Auto manufacturers are investigating radar, lidar, and vision-based pre-crash sensing systems to improve occupant safety. Current vehicles typically employ accelerometers that measure vehicle body decelerations in the event of a crash. In response to accelerometers, airbags or other safety devices are deployed.
In certain crash situations it would be desirable to provide information before forces actually act upon the vehicle when a collision is unavoidable. Such information may include the position of a target vehicle relative to a source vehicle.
Remote sensing systems using radar are used in adaptive cruise control, collision avoidance and collision warning applications. These systems have characteristic requirements for false alarms. Generally, the remote sensing system reliability requirements for pre-crash sensing for automotive safety related systems are more stringent than those for comfort and convenience features, such as, adaptive cruise control. The reliability requirements even for safety related features vary significantly, depending upon the safety countermeasure under consideration. For example, tolerance towards undesirable activations may be higher for activating motorized belt pre-tensioners than for functions such as vehicle suspension height adjustments. Non-reversible safety countermeasures, including airbags, require extremely reliable sensing systems for pre-crash activation.

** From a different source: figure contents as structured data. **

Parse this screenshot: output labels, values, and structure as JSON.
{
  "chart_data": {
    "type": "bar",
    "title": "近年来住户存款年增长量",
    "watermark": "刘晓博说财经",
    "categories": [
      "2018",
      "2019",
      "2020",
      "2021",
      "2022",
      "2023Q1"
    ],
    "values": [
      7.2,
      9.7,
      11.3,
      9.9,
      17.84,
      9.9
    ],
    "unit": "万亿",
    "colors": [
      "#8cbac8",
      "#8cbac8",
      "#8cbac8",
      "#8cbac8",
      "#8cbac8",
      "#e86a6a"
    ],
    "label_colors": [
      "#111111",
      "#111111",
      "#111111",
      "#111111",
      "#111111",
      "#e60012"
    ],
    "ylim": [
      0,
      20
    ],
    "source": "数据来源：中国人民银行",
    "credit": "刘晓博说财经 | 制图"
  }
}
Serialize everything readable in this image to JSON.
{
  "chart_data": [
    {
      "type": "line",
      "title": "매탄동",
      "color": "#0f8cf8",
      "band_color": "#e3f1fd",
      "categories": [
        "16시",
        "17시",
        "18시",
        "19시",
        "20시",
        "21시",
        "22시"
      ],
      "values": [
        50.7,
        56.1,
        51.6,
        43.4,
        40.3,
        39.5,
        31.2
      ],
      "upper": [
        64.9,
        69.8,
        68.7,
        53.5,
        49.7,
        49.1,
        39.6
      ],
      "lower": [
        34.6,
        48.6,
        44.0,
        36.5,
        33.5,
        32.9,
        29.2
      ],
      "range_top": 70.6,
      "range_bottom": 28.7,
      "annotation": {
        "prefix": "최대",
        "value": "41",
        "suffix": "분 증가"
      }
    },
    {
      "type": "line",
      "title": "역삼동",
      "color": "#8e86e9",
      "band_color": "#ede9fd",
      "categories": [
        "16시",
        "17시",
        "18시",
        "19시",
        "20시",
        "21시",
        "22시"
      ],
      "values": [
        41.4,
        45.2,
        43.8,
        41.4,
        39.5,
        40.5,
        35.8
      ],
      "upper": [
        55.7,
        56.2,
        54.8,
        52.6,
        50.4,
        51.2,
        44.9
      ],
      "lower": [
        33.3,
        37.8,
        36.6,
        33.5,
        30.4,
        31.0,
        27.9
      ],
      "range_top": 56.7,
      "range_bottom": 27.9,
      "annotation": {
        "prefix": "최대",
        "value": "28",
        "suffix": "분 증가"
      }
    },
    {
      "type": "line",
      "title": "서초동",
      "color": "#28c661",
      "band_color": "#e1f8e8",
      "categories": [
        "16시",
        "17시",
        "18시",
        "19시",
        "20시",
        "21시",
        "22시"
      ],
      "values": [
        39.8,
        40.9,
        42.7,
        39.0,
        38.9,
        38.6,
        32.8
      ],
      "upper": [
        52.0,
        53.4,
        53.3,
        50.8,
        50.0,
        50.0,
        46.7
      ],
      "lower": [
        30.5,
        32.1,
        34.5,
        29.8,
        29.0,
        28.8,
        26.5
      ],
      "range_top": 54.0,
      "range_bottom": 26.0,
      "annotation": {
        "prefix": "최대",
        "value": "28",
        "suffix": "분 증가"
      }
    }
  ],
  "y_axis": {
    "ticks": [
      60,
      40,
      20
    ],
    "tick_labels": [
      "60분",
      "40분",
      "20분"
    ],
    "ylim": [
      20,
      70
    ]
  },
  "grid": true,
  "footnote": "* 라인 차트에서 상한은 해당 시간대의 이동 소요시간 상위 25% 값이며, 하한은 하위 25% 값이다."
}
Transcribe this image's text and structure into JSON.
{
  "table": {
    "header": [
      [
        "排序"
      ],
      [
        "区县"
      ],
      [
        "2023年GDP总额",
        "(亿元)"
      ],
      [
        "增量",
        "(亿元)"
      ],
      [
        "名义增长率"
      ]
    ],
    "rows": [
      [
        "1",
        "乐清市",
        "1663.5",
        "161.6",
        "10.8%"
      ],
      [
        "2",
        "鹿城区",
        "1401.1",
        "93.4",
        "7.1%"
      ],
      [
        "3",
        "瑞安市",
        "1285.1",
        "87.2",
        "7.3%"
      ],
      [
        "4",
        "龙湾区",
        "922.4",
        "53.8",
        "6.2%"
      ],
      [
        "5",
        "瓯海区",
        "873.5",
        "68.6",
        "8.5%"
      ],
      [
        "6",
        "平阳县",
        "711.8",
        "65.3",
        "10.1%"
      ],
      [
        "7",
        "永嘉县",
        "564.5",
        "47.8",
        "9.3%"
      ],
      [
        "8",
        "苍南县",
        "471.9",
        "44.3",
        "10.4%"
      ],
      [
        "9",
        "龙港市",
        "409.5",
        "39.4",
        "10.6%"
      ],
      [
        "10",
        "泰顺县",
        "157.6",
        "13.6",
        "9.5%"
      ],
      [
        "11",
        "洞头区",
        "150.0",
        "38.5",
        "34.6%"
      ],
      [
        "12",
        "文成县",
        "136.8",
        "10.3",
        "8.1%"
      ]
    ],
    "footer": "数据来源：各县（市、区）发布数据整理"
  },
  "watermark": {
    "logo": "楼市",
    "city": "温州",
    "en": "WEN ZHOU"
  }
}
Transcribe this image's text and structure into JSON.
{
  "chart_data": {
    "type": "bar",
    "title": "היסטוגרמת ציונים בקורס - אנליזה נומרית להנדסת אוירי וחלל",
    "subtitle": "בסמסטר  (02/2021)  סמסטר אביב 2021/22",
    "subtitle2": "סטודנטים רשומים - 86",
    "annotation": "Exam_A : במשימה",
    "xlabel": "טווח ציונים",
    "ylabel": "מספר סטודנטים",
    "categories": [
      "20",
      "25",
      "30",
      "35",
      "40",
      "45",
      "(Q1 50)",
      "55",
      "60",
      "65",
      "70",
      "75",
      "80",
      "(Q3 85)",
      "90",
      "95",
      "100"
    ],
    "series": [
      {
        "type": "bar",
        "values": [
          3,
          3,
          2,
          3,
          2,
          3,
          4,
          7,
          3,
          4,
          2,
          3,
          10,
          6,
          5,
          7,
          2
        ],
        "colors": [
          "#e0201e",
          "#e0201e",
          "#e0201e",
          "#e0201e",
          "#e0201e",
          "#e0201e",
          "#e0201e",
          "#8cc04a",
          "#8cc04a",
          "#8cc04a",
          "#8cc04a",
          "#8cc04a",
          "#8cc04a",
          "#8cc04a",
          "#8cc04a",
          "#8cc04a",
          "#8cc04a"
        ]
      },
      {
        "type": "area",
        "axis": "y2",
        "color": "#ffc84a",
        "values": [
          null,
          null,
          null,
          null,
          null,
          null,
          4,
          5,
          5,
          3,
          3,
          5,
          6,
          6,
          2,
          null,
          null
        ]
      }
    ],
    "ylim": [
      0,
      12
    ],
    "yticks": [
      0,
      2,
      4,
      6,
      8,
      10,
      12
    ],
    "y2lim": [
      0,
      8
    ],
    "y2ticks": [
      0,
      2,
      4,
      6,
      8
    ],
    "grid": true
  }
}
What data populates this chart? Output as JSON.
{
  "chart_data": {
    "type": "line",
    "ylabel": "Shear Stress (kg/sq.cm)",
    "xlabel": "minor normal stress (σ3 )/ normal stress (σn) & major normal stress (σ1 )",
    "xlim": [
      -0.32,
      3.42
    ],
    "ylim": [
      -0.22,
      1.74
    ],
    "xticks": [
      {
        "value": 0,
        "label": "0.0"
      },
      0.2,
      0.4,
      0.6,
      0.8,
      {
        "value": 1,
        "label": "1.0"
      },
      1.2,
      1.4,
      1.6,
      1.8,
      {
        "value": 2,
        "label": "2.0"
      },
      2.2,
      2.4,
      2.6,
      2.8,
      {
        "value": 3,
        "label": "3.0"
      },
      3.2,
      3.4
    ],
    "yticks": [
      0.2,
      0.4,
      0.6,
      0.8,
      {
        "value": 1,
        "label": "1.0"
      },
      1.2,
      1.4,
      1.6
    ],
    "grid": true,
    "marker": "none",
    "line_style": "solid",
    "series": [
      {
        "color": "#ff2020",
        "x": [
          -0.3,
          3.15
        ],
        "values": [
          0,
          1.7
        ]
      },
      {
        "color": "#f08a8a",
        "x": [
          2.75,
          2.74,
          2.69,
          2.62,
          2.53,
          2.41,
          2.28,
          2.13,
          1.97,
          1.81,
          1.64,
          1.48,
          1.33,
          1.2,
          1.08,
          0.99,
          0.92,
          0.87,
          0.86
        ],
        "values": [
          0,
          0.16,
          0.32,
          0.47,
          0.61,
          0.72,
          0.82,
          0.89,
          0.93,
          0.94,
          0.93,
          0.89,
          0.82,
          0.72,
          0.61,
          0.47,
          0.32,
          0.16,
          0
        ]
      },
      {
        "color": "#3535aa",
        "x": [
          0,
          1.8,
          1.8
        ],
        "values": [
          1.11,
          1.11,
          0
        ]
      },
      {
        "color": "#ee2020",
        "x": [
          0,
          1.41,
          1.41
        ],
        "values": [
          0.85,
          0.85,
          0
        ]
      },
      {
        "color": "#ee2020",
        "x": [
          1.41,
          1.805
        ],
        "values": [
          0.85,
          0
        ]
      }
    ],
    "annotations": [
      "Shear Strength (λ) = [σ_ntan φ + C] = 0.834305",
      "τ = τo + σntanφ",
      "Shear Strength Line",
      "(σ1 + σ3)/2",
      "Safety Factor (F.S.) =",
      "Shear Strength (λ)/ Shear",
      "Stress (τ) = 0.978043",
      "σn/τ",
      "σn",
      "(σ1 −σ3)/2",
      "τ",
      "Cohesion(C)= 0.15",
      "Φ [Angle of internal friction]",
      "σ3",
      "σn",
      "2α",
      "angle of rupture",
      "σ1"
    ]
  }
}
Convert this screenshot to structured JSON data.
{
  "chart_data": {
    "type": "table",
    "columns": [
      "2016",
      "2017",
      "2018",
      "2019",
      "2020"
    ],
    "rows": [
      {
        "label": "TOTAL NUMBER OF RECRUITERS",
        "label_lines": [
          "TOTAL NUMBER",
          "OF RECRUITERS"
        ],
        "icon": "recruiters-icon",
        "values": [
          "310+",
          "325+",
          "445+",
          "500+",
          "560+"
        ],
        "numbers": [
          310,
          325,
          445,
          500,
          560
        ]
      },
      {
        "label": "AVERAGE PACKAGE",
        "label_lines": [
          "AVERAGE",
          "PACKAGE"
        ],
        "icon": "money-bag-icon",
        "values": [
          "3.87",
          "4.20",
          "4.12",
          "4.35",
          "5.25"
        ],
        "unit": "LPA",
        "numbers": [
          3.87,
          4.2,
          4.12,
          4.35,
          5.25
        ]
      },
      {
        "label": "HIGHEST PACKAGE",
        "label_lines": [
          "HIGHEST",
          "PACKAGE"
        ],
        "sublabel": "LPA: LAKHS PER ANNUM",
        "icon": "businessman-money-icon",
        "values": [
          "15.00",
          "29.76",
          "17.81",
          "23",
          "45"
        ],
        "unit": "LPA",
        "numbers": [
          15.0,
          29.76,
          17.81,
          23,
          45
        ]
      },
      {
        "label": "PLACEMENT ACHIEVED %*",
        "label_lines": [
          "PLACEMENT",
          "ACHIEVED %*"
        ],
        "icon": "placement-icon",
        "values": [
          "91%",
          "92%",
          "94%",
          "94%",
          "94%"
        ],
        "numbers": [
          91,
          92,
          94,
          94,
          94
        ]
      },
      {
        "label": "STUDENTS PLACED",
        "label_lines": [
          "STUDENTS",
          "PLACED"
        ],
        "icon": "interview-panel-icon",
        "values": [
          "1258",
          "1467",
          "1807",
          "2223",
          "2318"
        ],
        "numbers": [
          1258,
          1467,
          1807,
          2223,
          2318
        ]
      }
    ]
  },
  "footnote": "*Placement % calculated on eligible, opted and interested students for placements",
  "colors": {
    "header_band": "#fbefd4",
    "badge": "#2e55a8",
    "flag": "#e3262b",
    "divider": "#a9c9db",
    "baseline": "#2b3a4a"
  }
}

To meet wide-angle coverage requirements for pre-crash sensing purposes, multiple pulsed radar based sensing systems are being investigated for automotive applications. Multiple, pulsed radar sensor based systems with a wide field of coverage are available. Triangulation techniques with individual radar range measurements are used with multiple pulsed radar systems for object position estimation.
Threat assessment concepts based on the width and path of the host vehicle, and tracked objects are also available. These concepts do not properly account for the dimensions of the host and target vehicles. They also do not address the issue of impact situation classification. For example, they do not separate between those potential collisions in which the front of the host vehicle is involved, and those in which the sides of the host vehicle are involved.
The length and width of the host and target vehicles are important in deciding whether the accident is going to happen or whether it is going to be a near miss situation. Also, for countermeasure deployment decisions, such as nose-dipping, it is necessary to know if the front or sides of the host vehicle will be involved in the accidents.
It would therefore be desirable to provide a reliable method for determining the position of a target vehicle. It would also be desirable to provide a system that takes into consideration the size of the object including the length of the object in the activation of a countermeasure.
The present invention provides an improved pre-crash sensing system that reduces false activations and activates a countermeasure in response to the size of the object detected.
In one aspect of the invention, a pre-crash sensing system for a source vehicle having a source vehicle length and a source vehicle width that is coupled to a countermeasure system is described. The system includes an object sensor for generating an object distance signal, object relative velocity signal and an object classification signal. A controller is coupled to the object sensor. The controller determines a danger zone in response to the source vehicle length, source vehicle width and object length and object width. The source vehicle time interval is determined by the controller corresponding to the time the source vehicle is within the danger zone. The controller determines the object time interval corresponding to the time the object is within the danger zone. The controller determines a point of impact in response to the object time interval and the source vehicle time interval. The controller activates the countermeasure in response to the point of impact.
In a further aspect of the invention, a method for operating a pre-crash sensing system for a source vehicle having a source vehicle width and length having a countermeasure system, said method comprises: measuring a source vehicle speed; determining an object distance and object speed; determining an object classification with a vision system; determining an object length and object width corresponding to the object classification; determining a danger zone based on the source vehicle length, source vehicle width and object length and object width; determining a source vehicle time interval corresponding to the time the source vehicle is within said danger zone; determining an object time interval corresponding to the time the target vehicle is within said danger zone; determining a point of impact in response to the time interval, the source vehicle speed and object speed; and activating the countermeasure system in response to the point of impact.
One advantage of the invention is that the length and width of the sensed object may be taken into consideration. This is extremely useful if the object is another automotive vehicle such as a sport utility, car or truck. By knowing the size of the vehicle, different countermeasures and different countermeasure activation modes may be chosen.
Another advantage of the invention is that unintentional, inadvertent or unnecessary activations of countermeasure devices are minimized.